Der Ertrag der Studie ist überzeugend,  auch vor dem Hintergrund der damit verbundenen methodischen Herausforderungen. Dabei unterzieht Mehler seine empirischen Befunde zumeist einer eher vorsichtigen Lesart, sprich Interpretation. So untersuchte er die behördliche Praxis im Umgang mit der Normalzahl. Dieser Wert wurde bei der Anlage der Judenmatrikel gemäß dem Edikt von 1813 ermittelt und legte fortan die Zahl der erlaubten ortsansässigen jüdischen Familien bzw. Haushalte fest. Damit war eine Beschränkung der jüdischen Bevölkerung beabsichtigt. In den Jahren 1848 und 1851 betrug jedoch Anteil der Immatrikulierten im rechtsrheinischen Bayern über der Normalzahl gut acht Prozent. So ist dieses Ergebnis auch das wichtigste, aber nicht alleinige, Argument die Matrikelpraxis als liberal zu klassifizieren. Weiterhin stützt seine Einschätzung der moderate Umgang mit den Nichtimmatrikulierten. In München und Würzburg, wo die Zahl der Nichtimmatrikulierten besonders hoch war, erhielten diese Aufenthaltsgenehmigungen. Mehler ist nicht der erste Historiker, der die restriktive Lesart des Judenedikts kritisiert, jedoch der erste, der diese Kritik auf eine breite und repräsentative Datenbasis stellt. Daran müssen sich in der Zukunft weitere Analysen messen lassen.

Die verdienstvolle Studie räumt mit einer ganzen Reihe von fehlerhaften Vorstellungen im Zusammenhang mit Matrikelvergabe auf, beispielsweise, dass nur über die Vererbarkeit der Matrikelstelle auf den ältesten Sohn der Eintrag möglich war. Der Frage, ob es ein generelles Einwanderungsverbot für Juden gegeben habe, widmet er ein eigenes Kapitel, in dem er verschiedene Einwanderungsmöglichkeiten nachweist.

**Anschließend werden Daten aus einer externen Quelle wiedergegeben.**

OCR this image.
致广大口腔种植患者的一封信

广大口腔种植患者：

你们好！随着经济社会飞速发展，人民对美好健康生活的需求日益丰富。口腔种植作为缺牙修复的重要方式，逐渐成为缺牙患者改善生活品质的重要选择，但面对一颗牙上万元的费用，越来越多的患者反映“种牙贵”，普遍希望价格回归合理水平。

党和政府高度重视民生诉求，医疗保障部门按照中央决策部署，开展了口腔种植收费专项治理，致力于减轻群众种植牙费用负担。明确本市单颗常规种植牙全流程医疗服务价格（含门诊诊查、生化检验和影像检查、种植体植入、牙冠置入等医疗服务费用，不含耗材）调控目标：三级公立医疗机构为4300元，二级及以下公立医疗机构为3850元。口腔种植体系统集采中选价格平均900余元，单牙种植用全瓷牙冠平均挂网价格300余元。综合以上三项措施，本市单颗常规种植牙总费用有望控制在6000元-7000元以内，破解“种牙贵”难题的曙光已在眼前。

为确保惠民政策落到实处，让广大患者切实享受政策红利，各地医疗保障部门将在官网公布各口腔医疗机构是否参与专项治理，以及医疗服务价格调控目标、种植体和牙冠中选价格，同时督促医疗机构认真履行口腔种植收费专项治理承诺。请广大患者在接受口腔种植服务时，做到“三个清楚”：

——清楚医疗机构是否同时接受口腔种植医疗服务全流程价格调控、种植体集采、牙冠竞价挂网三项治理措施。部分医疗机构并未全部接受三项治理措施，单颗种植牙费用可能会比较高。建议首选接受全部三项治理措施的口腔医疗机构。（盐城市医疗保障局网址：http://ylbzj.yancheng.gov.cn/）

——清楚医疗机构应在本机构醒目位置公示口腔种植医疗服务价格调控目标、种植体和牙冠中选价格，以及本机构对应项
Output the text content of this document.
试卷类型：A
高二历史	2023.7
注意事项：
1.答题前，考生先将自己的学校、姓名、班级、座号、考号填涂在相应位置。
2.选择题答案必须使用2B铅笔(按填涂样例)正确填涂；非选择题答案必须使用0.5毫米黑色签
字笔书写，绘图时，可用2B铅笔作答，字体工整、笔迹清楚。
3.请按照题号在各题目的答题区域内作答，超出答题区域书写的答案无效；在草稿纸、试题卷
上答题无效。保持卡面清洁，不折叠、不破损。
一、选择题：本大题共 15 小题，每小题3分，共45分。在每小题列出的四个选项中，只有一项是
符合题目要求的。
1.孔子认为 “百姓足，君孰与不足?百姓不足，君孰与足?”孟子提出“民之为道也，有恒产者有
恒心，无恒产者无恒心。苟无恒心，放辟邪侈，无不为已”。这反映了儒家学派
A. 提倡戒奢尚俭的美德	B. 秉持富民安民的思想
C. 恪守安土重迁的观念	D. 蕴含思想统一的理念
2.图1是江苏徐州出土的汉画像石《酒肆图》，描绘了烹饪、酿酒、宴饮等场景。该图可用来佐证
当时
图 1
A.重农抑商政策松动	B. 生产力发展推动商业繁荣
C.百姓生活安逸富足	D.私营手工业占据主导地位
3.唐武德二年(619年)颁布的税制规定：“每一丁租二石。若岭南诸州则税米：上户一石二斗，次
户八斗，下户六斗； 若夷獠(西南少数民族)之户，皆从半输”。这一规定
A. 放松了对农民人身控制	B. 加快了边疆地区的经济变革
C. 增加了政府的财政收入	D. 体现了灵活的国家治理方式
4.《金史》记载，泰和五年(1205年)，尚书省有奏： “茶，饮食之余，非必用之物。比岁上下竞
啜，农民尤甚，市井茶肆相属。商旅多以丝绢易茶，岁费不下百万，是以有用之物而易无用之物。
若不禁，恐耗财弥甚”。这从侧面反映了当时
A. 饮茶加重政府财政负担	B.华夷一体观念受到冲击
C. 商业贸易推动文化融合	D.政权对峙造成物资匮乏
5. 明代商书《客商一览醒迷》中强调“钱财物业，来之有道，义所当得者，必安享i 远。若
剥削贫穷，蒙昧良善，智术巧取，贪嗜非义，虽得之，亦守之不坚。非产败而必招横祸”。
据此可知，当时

Eine weitere Stärke der Arbeit liegt in der Hypothesenbildung. An zahlreichen Stellen diskutiert Mehler das Zusammen-spiel von ökonomischen, demographischen und politischen Faktoren wohlwissend, dass nähere Forschungen zu Natalität, Mortalität und Migration notwendig sind um zu überzeugenden Antworten zu gelangen. Im diesem Sinne steht am Ende der Arbeit ein Ausblick, in dem der Autor Forschungsdesiderate formuliert. Eingehende Untersuchungen der Kreismatrikel für Ober- und Mittelfranken erscheinen lohnenswert, aber auch die zahlreichen Ortsmatrikel und dort vorhandenen Individualdaten können Auspunkt für weitere Forschung sein. Im diesem Sinne ist das im Buch enthaltene Ortsregister für künftige landesgeschichtliche Forschungen sicherlich eine Hilfe. Dem sechseitigen englischsprachigen Summary im Anhang ist eine entsprechende positive Resonanz im  international angelegten Feld der deutsch-jüdischen Geschichtsforschung zu wünschen. Lediglich das Fehlen jeglicher Karten wäre zu monieren, eine Tatsache, die nicht unbedingt zu Lasten des Autors geht.

Martin Liepach, Frankfurt am Main

Zuerst erschienen in: Zeitschrift für bayerische Landesgeschichte, Band 75, Heft 2,/2012, S. 623-625.